Yaşlılığına Verin…
Cumhur İttifakı saflarına katılacağı konuşulan Saadet Partisi'nde Genel Başkan Temel Karamollaoğlu, Erbakan için kaleme aldığı yazıda dikkat çeken ifadeler kullandı. İsim vermeden AK Parti'nin politikalarını eleştiren Karamollaoğlu, 'Bugün Milli Görüşçü olmanın tek ölçüsü Saadet Partili olmaktır' dedi.
Kulislerde "Saadet Partisi Cumhur ittifakına katılır mı?" soruları dillendirilirken Karamollaoğlu üstü kapalı bir şekilde AK Parti'yi şu sözlerle eleştirdi: "Partimiz; maddi ve manevi kalkınmanın, yerli ve milli duruşun, üreten bir ekonominin, birlik ve beraberliğin, adil bir düzenin tavizsiz savunucusu olmuştur. Bugün bu mücadelenin adı ve adresi Saadet Partisi'dir. Saadet Partisi'nin çizgisi Erbakan'ın çizgisidir. Bugün Milli Görüşçü olmanın tek ölçüsü Saadet Partili olmaktır. Erbakan, Milli Görüş'ün temel ilkelerini açık bir tarzda ortaya koymuş ama hiçbir zaman, hiç kimseyi ötekileştirmemiştir. İnancı, düşüncesi, partisi, yaşam tarzı ne olursa olsun herkesi bu ülkenin bir ferdi, bu vatanın bir zenginliği olarak görmüştür."
Karamollaoğlu, bu açıklamaları ile iki konuda ciddi yanılgıya düşüyor ve Erbakan’ı anlamadığı ortaya koyuyor.
Özellikle milli olma vurgusunu, nasıl anladığı tartışmalı. Kendisi milli olmayı “millet ittifakı” olarak algılamış olacak ki Ak Parti’nin milli üretim ve milli savunma sanayisinden haberi yok. Olsa bile bunu milli bir duruş olarak göremeyecek kadar olaylara şaşı bakıyor.

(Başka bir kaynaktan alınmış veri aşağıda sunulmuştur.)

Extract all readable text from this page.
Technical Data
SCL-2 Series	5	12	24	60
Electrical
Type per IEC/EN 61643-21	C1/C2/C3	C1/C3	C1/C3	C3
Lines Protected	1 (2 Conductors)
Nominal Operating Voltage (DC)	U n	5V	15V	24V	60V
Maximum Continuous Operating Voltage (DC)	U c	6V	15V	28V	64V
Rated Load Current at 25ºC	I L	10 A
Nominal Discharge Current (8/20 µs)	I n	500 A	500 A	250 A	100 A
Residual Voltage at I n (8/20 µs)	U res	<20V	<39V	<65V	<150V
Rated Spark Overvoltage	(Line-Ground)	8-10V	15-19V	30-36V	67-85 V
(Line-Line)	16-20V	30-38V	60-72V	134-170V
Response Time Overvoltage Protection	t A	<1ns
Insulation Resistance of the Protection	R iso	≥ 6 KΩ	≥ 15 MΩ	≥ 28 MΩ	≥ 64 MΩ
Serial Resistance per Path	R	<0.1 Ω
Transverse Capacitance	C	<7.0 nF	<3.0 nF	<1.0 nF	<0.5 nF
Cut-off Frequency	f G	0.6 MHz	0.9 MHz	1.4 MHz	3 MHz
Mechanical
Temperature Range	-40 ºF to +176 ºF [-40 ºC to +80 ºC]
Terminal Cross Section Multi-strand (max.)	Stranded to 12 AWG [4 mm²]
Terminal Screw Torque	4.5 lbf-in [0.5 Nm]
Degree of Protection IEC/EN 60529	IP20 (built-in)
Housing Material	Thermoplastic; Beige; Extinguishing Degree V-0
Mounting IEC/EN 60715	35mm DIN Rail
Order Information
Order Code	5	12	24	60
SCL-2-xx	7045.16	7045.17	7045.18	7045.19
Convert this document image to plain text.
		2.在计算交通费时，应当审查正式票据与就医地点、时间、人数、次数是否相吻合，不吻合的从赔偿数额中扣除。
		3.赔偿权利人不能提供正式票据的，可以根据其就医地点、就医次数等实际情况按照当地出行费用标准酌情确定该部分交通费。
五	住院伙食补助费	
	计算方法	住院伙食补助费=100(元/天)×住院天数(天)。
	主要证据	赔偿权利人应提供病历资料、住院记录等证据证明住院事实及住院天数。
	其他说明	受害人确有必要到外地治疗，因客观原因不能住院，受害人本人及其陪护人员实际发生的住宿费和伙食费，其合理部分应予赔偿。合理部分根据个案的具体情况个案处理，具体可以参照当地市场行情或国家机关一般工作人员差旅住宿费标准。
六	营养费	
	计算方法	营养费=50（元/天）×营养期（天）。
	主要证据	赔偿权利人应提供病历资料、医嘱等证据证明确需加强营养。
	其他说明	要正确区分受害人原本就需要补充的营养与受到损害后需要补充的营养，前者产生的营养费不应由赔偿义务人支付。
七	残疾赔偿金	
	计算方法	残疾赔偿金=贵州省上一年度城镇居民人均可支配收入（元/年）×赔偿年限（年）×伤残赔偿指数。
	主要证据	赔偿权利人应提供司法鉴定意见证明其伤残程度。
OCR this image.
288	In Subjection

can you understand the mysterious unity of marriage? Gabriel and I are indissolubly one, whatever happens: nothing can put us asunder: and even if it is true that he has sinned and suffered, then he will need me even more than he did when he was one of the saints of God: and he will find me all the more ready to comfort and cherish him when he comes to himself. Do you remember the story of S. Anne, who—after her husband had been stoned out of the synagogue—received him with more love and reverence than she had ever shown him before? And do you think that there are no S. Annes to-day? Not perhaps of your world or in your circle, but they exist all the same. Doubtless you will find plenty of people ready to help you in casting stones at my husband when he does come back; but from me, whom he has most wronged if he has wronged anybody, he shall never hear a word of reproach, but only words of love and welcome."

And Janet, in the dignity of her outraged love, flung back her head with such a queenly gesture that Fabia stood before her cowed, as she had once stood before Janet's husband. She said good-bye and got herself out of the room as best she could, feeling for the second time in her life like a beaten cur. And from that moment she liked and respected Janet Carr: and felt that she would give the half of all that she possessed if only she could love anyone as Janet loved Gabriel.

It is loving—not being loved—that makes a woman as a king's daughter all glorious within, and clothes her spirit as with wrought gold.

Karamollaoğlu’nun “Bugün Milli Görüşçü olmanın tek ölçüsü Saadet Partili olmaktır” cümlesi de nasıl bir ruh hali içinde olduğunu ortaya koyuyor. Oysa bugün merhum Erbakan Hoca’nın oğlu tarafından kurulan ve birçok konuda milli bir duruş sergileyen Yeniden Refah Partisi var.
Milli Görüş’ü sadece Saadet’in tekeline almak ne kadar yanlışsa, diğer partileri dışlamak da o kadar yanlış ve gereksiz bir davranıştır.
Bugün ilimizde merhum Necmettin Erbakan Hocanın vefat yıldönümünde sadece AGD ve YRP dua programı düzenliyorsa ve Saadet bu konuda geç ve yaya kalıyorsa Milli Görüş, farklı parti ve derneklerde de yaşıyor ve sahipleniyor demektir.
Karamollaoğlu gidici. Giderken de ne kadar konuşulur, ne kadar gündem olursam iyidir gibi bir yaşlılık ve yalnızlık psikolojisi içerisinde olabilir.
Erbakan Hocanın “hayra motor, şerre fren” söylemini bile millet ittifakına destek olmakta bulan bir siyasinin algılama sorunu yoksa davaya ve ülkeye zarar verme sorunu vardır ve bunun çözümü de yeni yüzlere siyaseti bırakmak ve torun sevme seremonilerine başlamaktır.
Bu yazıyı tamamlayan editör neyi fark etti biliyor musunuz? Karamollaoğlu, açıklamasında merhum Erbakan Hoca’dan direkt “Erbakan” diye söz ederken, YDP Genel Başkanı ve AGD misyona inanan insanlar hep Erbakan Hoca olarak ifade ediyorlar. Merhum Molla Vasfi’nin deyimiyle “hatta ve hatta” bu satırların yazarı bile Erbakan Hoca deme gibi bir nezaket ve vefa gösterirken Milli Görüşün tek adresi benim hezeyanını gösteren Karamollaoğlu’nun saygısız tavrı, aslında kimin gerçek Milli Görüşçü olduğunu ortaya koyuyor diyelim ve Hocamızı bir kez daha rahmet ve şükranla analım.